The Idaho Human Rights Education Center, an organization whose mission is to promote human dignity and diversity through education, has named its new officers and directors for 2004-2005. The Center's board is responsible for providing guidance, support and oversight for the activities of the Center. Wanda Lynn Riley was elected as President; Victoria Hawley will serve as Vice President; Ellen Suchar has been elected as Secretary; and Steven Allison was named Treasurer. Les Bock is the Center's Executive Director and the 13-member board will be completed by Don Curtis, Susan Curtis, Gregory Kaslo, Ed Keener, Cindy Krieg, Sandi Mesenhimer-Molet, Santiago Rodriguez, Justin Terry and Kathy Yamamoto.


With Idaho's teen pregnancy rates among the highest in the nation, the Idaho Governor's Council on Adolescent Pregnancy Prevention has announced the award of more than $26,500 in community grants to several Idaho organizations committed to reducing the state's teen pregnancy rate by encouraging teens to practice abstinence.
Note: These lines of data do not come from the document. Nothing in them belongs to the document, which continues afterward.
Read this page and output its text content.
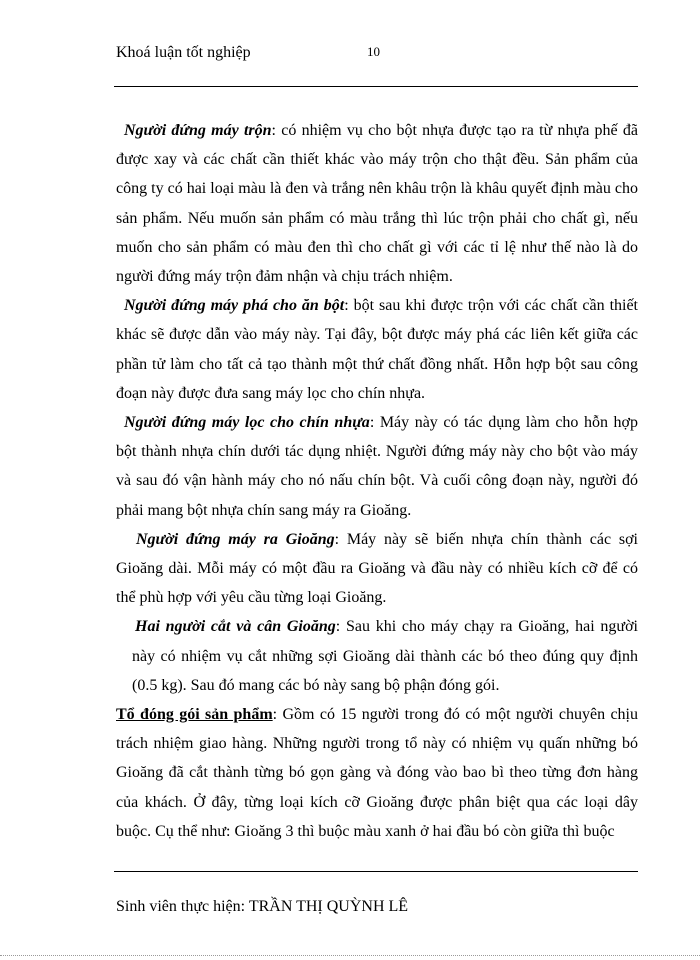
Khoá luận tốt nghiệp	10

Người đứng máy trộn: có nhiệm vụ cho bột nhựa được tạo ra từ nhựa phế đã được xay và các chất cần thiết khác vào máy trộn cho thật đều. Sản phẩm của công ty có hai loại màu là đen và trắng nên khâu trộn là khâu quyết định màu cho sản phẩm. Nếu muốn sản phẩm có màu trắng thì lúc trộn phải cho chất gì, nếu muốn cho sản phẩm có màu đen thì cho chất gì với các tỉ lệ như thế nào là do người đứng máy trộn đảm nhận và chịu trách nhiệm.

Người đứng máy phá cho ăn bột: bột sau khi được trộn với các chất cần thiết khác sẽ được dẫn vào máy này. Tại đây, bột được máy phá các liên kết giữa các phần tử làm cho tất cả tạo thành một thứ chất đồng nhất. Hỗn hợp bột sau công đoạn này được đưa sang máy lọc cho chín nhựa.

Người đứng máy lọc cho chín nhựa: Máy này có tác dụng làm cho hỗn hợp bột thành nhựa chín dưới tác dụng nhiệt. Người đứng máy này cho bột vào máy và sau đó vận hành máy cho nó nấu chín bột. Và cuối công đoạn này, người đó phải mang bột nhựa chín sang máy ra Gioăng.

Người đứng máy ra Gioăng: Máy này sẽ biến nhựa chín thành các sợi Gioăng dài. Mỗi máy có một đầu ra Gioăng và đầu này có nhiều kích cỡ để có thể phù hợp với yêu cầu từng loại Gioăng.

Hai người cắt và cân Gioăng: Sau khi cho máy chạy ra Gioăng, hai người này có nhiệm vụ cắt những sợi Gioăng dài thành các bó theo đúng quy định (0.5 kg). Sau đó mang các bó này sang bộ phận đóng gói.

Tổ đóng gói sản phẩm: Gồm có 15 người trong đó có một người chuyên chịu trách nhiệm giao hàng. Những người trong tổ này có nhiệm vụ quấn những bó Gioăng đã cắt thành từng bó gọn gàng và đóng vào bao bì theo từng đơn hàng của khách. Ở đây, từng loại kích cỡ Gioăng được phân biệt qua các loại dây buộc. Cụ thể như: Gioăng 3 thì buộc màu xanh ở hai đầu bó còn giữa thì buộc

Sinh viên thực hiện: TRẦN THỊ QUỲNH LÊ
The following organizations are recipients of community grants:

• Boys and Girls Club of Magic Valley for a "Teen Night In"
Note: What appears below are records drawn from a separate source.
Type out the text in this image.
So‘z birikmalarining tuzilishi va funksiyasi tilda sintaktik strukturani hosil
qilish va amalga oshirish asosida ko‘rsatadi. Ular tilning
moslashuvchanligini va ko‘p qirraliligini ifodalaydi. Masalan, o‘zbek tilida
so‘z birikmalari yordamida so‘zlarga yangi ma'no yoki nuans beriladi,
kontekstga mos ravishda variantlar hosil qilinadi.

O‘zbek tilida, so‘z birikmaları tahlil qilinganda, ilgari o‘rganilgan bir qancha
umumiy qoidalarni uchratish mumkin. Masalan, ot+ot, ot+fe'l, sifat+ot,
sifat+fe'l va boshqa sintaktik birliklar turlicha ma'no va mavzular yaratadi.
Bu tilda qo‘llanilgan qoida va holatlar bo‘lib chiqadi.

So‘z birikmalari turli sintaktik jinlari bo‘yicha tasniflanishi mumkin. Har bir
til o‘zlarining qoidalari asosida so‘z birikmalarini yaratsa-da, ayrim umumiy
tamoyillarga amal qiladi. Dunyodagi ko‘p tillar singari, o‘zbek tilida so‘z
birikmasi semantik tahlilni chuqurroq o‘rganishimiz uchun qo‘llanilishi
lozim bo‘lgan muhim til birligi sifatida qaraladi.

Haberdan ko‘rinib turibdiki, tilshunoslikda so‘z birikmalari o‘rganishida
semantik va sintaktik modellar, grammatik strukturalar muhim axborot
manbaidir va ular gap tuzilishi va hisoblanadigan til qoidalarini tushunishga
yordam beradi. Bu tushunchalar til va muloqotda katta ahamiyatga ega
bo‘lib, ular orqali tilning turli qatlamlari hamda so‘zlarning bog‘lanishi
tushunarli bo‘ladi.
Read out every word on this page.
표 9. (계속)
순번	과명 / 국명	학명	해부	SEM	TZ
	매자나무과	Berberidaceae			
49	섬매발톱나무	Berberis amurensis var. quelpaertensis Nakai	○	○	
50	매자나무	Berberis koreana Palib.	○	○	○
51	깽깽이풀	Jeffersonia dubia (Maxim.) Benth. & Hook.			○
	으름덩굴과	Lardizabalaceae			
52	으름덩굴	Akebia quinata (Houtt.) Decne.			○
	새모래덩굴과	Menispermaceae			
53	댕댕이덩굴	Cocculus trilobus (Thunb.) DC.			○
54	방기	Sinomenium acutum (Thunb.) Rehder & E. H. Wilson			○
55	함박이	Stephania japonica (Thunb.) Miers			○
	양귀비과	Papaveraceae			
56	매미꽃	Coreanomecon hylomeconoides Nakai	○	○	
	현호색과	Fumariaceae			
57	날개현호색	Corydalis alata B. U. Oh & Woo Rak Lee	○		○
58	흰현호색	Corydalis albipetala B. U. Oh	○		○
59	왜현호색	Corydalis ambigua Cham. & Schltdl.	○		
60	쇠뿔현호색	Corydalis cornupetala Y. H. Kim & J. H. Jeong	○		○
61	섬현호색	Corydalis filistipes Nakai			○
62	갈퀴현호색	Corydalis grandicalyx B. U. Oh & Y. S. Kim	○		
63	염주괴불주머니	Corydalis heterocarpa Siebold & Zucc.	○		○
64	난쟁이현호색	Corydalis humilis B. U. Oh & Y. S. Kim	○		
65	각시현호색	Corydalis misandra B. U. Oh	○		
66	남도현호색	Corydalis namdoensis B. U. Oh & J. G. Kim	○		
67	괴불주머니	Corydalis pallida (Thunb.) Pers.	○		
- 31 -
• Mountain Home A.F.B. Boys and Girls Club for ongoing workshops to promote abstinence

• Lewiston Orchards Kiwanis Club for community youth workshops

• Shoshone Paiute Tribes for designing and implementing a cultural camp that focuses on abstinence

• Bonneville Youth Development Council for the Youth Yellow Pages

• Panhandle Health District 1 for promotion of the National Adolescent Pregnancy Prevention and scholarships for the IDFY Youth Summit

• Blackfoot/Bingham County Youth Coalition for the play Opening Windows and a leadership camp


The Women's and Children's Alliance of Boise, the nonprofit organization that provides shelter and aid to victims of domestic and sexual violence, owes its thanks to generous community organizations that provided crucial bucks to help support the WCA. RBC Dain Rauscher donated $5,000 to the WCA that will be used for the purpose of individual counseling services. Both the J.R. Simplot Foundation and the Les Boise Kiwanis Club donated $1,000 to be used for the WCA's new 54-bed Serena House. The Fred Meyer Foundation's donations to the WCA totaled $1,408.71 and will be used to purchase educational toys for children at Serena House. And last, but certainly not least, the students of Capitol High School's Key Club sold pizzas every Tuesday at lunch to raise their donation of $150 that will be used to purchase bus tokens for residents who need transportation.


The Boise-based nonprofit organization, The Small Village Foundation, recently sent two Boise doctors to Ghana, West Africa, to provide medical assistance to a secluded village. Dr. Wajeeh Nasser and Dr. Frank Batcha spent 12 days in Africa treating patients who had never before been seen by a physician. The doctors treated a variety of medical conditions using donated supplies. Other Small Village Foundation projects include a primary school scholarship fund, economic development programs for women, wells for drinking water, serum for snakes bites and biannual expeditions to Africa with Idaho high school students.


Have a little faith in the younger generation ... six Ada County mayors do. Fifty-eight outstanding Ada County students were honored at a ceremony on April 29 for their demonstrations of leadership and community involvement. For the last 10 years, Ada County junior, middle and high schools have been asked to select two students to be honored at the Annual Mayors' Awards to Youth ceremony. This year marked the eleventh presentation of plaques to young people who have overcome great obstacles, served as peer role models, or helped to better their schools and communities.